Ninguém estava mais irritado com a situação do que Lílian, o pivô de toda a história que, de uma hora para a outra, ganhou inimigos e aliados, bem como o posto involuntário de líder da "aliança trouxa" como se algum dia em sua vida ela tivesse tido ambições políticas:

- Olha só o que esse idiota do Potter fez. - disse ela irritada, enquanto jogava fora mais um punhado de cartas que havia recebido naquela manhã sem ao menos saber se eram ameaças ou manifestações de apoio - Mas ele não perde por esperar. Se é guerra que ele quer, é guerra que ele terá.

- Pensei que tivesse sido o Sirius quem fez a "aposta" - disse Érica.

- E foi!

- Então por que está culpando o Tiago?

- Porque ele também está envolvido!

- Eu simplesmente não entendo por você tem essa birra com ele. Eu acho que ele é um menino tão gentil.

- Isso porque você já foi caidinha nele – respondeu Lílian.
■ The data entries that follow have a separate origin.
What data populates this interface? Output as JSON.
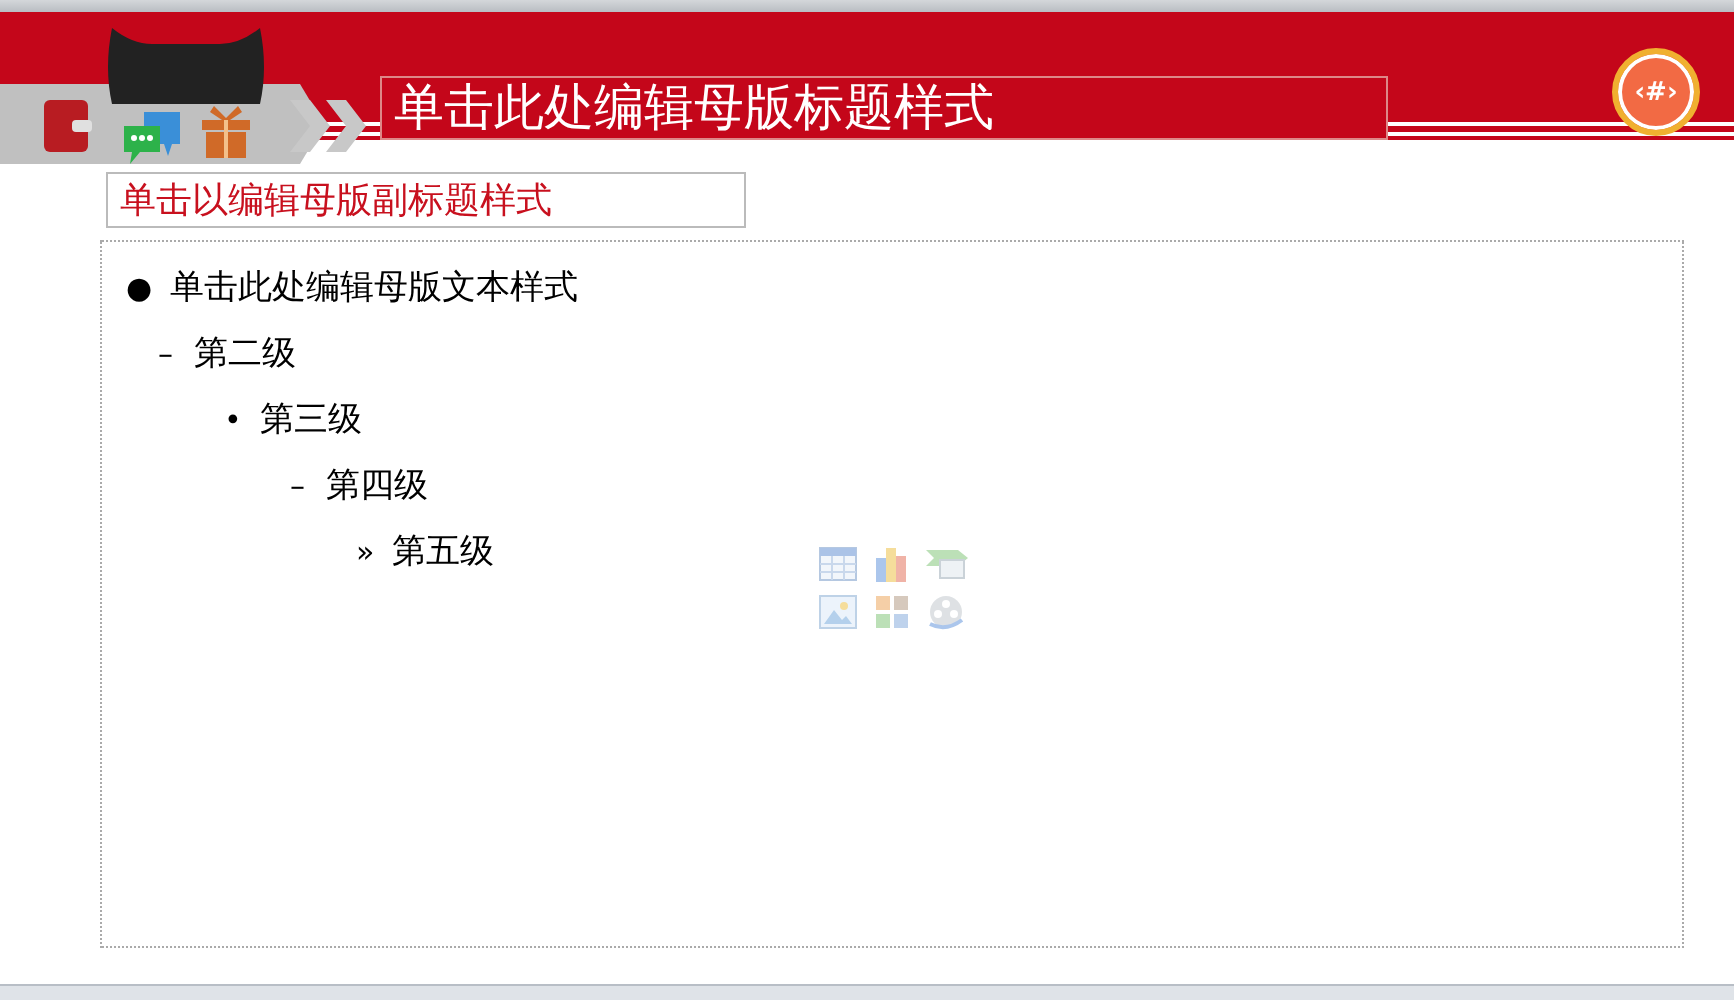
{
  "slide_number": "‹#›",
  "title": "单击此处编辑母版标题样式",
  "subtitle": "单击以编辑母版副标题样式",
  "body": [
    {
      "bullet": "●",
      "text": "单击此处编辑母版文本样式",
      "children": [
        {
          "bullet": "–",
          "text": "第二级",
          "children": [
            {
              "bullet": "•",
              "text": "第三级",
              "children": [
                {
                  "bullet": "–",
                  "text": "第四级",
                  "children": [
                    {
                      "bullet": "»",
                      "text": "第五级"
                    }
                  ]
                }
              ]
            }
          ]
        }
      ]
    }
  ]
}
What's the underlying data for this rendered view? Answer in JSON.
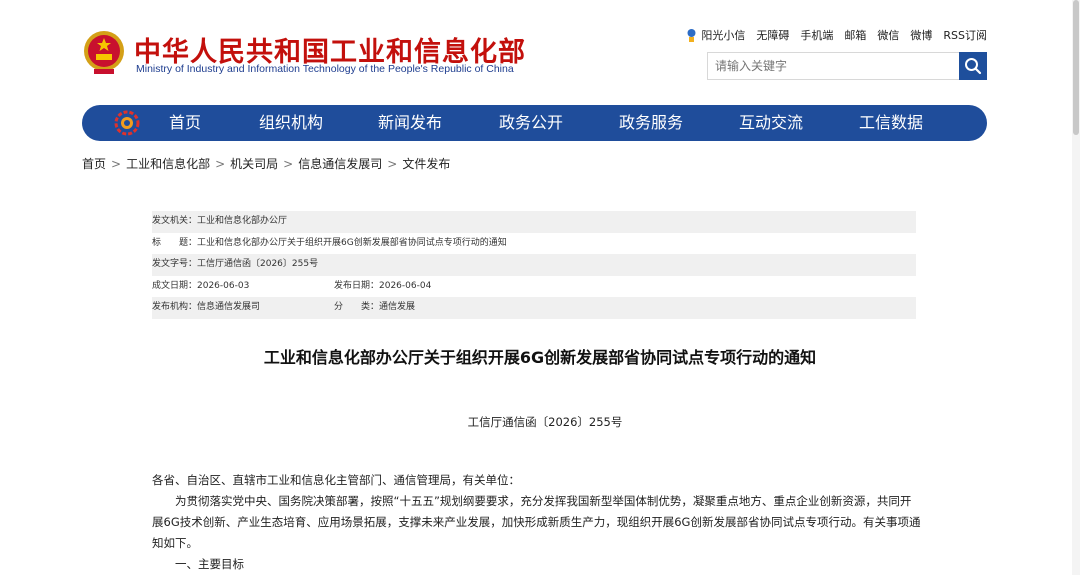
{
  "header": {
    "title_cn": "中华人民共和国工业和信息化部",
    "title_en": "Ministry of Industry and Information Technology of the People's Republic of China",
    "links": [
      "阳光小信",
      "无障碍",
      "手机端",
      "邮箱",
      "微信",
      "微博",
      "RSS订阅"
    ],
    "search_placeholder": "请输入关键字"
  },
  "nav": [
    "首页",
    "组织机构",
    "新闻发布",
    "政务公开",
    "政务服务",
    "互动交流",
    "工信数据"
  ],
  "breadcrumb": [
    "首页",
    "工业和信息化部",
    "机关司局",
    "信息通信发展司",
    "文件发布"
  ],
  "meta": {
    "issuer": "发文机关：工业和信息化部办公厅",
    "title": "标　　题：工业和信息化部办公厅关于组织开展6G创新发展部省协同试点专项行动的通知",
    "doc_no": "发文字号：工信厅通信函〔2026〕255号",
    "created": "成文日期：2026-06-03",
    "published": "发布日期：2026-06-04",
    "publisher": "发布机构：信息通信发展司",
    "category": "分　　类：通信发展"
  },
  "doc": {
    "title": "工业和信息化部办公厅关于组织开展6G创新发展部省协同试点专项行动的通知",
    "number": "工信厅通信函〔2026〕255号",
    "salutation": "各省、自治区、直辖市工业和信息化主管部门、通信管理局，有关单位：",
    "para1": "为贯彻落实党中央、国务院决策部署，按照“十五五”规划纲要要求，充分发挥我国新型举国体制优势，凝聚重点地方、重点企业创新资源，共同开展6G技术创新、产业生态培育、应用场景拓展，支撑未来产业发展，加快形成新质生产力，现组织开展6G创新发展部省协同试点专项行动。有关事项通知如下。",
    "heading1": "一、主要目标"
  },
  "colors": {
    "nav_bg": "#1f4d9b",
    "title_red": "#c3100c",
    "search_btn": "#1e4f9c"
  }
}
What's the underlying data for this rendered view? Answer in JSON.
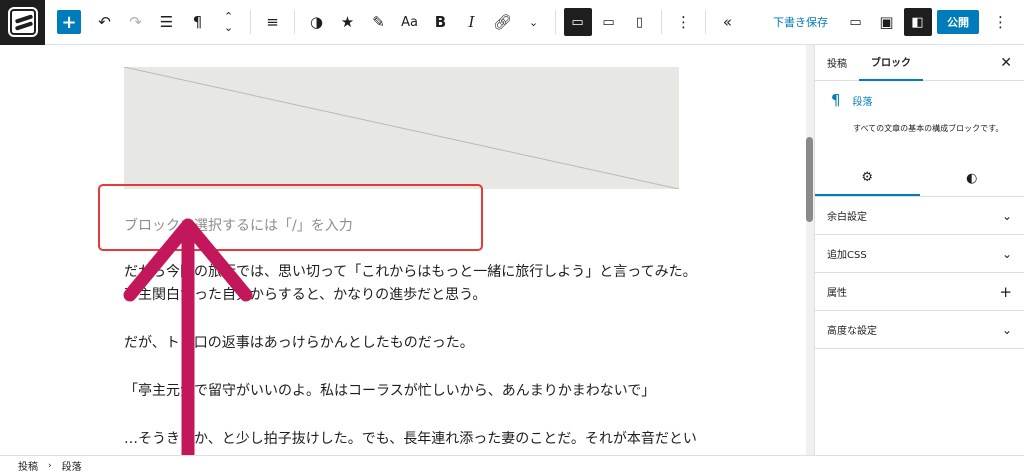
{
  "toolbar": {
    "add_icon": "plus-icon",
    "draft_save_label": "下書き保存",
    "publish_label": "公開"
  },
  "canvas": {
    "block_placeholder": "ブロックを選択するには「/」を入力",
    "paragraphs": [
      "だから今回の旅行では、思い切って「これからはもっと一緒に旅行しよう」と言ってみた。",
      "亭主関白だった自分からすると、かなりの進歩だと思う。",
      "だが、トヨ口の返事はあっけらかんとしたものだった。",
      "「亭主元気で留守がいいのよ。私はコーラスが忙しいから、あんまりかまわないで」",
      "…そうきたか、と少し拍子抜けした。でも、長年連れ添った妻のことだ。それが本音だとい"
    ],
    "highlight_color": "#e53a3a",
    "arrow_color": "#c2185b"
  },
  "sidebar": {
    "tabs": [
      "投稿",
      "ブロック"
    ],
    "block_name": "段落",
    "block_description": "すべての文章の基本の構成ブロックです。",
    "panels": [
      {
        "title": "余白設定",
        "icon": "chevron-down-icon"
      },
      {
        "title": "追加CSS",
        "icon": "chevron-down-icon"
      },
      {
        "title": "属性",
        "icon": "plus-icon"
      },
      {
        "title": "高度な設定",
        "icon": "chevron-down-icon"
      }
    ]
  },
  "breadcrumb": {
    "items": [
      "投稿",
      "段落"
    ]
  },
  "colors": {
    "accent": "#007cba",
    "dark": "#1e1e1e"
  }
}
- Ah, isso foi há muito tempo... – disse a menina se recordando sua época de caloura - Mas o que você vai fazer com eles?

- Eu não vou precisar fazer nada pessoalmente. Ele e o cara de cachorro se acham muito espertos, mas eles não vão ter como se virar sozinhos durante o feriado. Como nós ainda somos proibidos de usar magia fora dos limites do colégio, o ministério da magia vai descobrir quando eles usarem... E é claro que eles vão usar. Afinal, os dois não têm nenhum contato fora daqui. E quando isso acontecer, vamos ter uma linda manchete de jornal com a foto dos dois delinqüentes e todo o colégio vai ficar sabendo.

- Mas se você não tivesse provocado, nada disso teria acontecido, Lili.

- Eu não pude resistir a tanta arrogância. Como eu odeio esses marotos. Todos eles.

- Não venha generalizando assim, porque o Lupin não é como eles. Ele nunca se envolve nas confusões, é meigo, é simpático, é um gato e ainda tem aquele ar de mistério que atrai as garotas. – enumerando as qualidades do garoto.

- Só se for você. Pra mim é tudo farinha do mesmo saco. Mas pelo menos ele e o Pettigrew foram espertos o suficiente para não entrarem na linha de tiro. E eu não vejo a hora para eles terem o que merecem.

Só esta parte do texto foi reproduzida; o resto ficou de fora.